In Brief:
- Leaker Moore’s Law is Dead estimates Sony is preparing three PS6 models: a PS6 Lite, a PS6 Handheld and a full PS6, with prices ranging from $350 to $1,000 including tariffs.
- The PS6 Lite and PS6 Handheld would share AMD’s 3nm Canis APU, while the full PS6 runs on the more powerful Orion chip.
- All models may ship without a disc drive by default, with an optional external unit sold separately. Sony has not confirmed any of this.
Sony may be planning its widest hardware lineup ever for the next PlayStation generation. Estimates from leaker Moore’s Law is Dead (MLID) point to three separate PS6 devices spanning a price range of $350 to $1,000, with tariffs already factored in.
The three SKUs, according to MLID: a PS6 Lite at $350 to $550, a PS6 Handheld at $500 to $700 and the full PS6 at $700 to $1,000. None of this has been officially confirmed by Sony.
Two chips, three products
The strategy hinges on component reuse. Both the PS6 Lite and PS6 Handheld are expected to run on AMD’s 3nm Canis APU, while the full PS6 gets the more powerful Orion semicustom chip. Sharing the Canis silicon across two products lets Sony spread chip inventory more efficiently and control manufacturing costs.
The PS6 Handheld is estimated to outperform both the Xbox Series S and Nintendo Switch 2, while still falling below the current PS5 in raw power. PlayStation architect Mark Cerny has previously confirmed that Sony’s new technologies can significantly reduce power consumption, which would be essential for a viable handheld form factor.

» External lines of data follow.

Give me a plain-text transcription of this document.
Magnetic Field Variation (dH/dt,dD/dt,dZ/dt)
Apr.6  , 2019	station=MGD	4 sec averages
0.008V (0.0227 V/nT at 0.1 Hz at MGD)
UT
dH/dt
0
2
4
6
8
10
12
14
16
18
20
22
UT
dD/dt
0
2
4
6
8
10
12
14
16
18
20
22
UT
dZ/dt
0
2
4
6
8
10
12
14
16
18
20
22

Project Amethyst and silicon-level features
Sony and AMD are collaborating through Project Amethyst, a multi-year partnership to embed AI upscaling technologies (FSR and PSSR) directly at the silicon level. Confirmed hardware features include Neural Arrays, which link GPU compute units for peak performance; Radiance Cores for on-chip ray tracing; and Universal Compression for system-wide data handling.
Disc drives likely optional
All three PS6 models may launch without an optical drive as standard, with a separate disc drive available for purchase. This would cut per-unit costs and likely reduce the retail sticker price. For the full PS6 with the Orion APU, Sony is reportedly considering versions both with and without a built-in drive.If the estimates hold, the PS6 Lite would land in the roughly 350 to 450 euro range in Europe, putting an entry-level next-gen PlayStation within reach of a broad audience. The handheld would open a product category Sony hasn’t seriously competed in since the PS Vita.Sony has made no official announcements regarding PS6 hardware, pricing or release timing.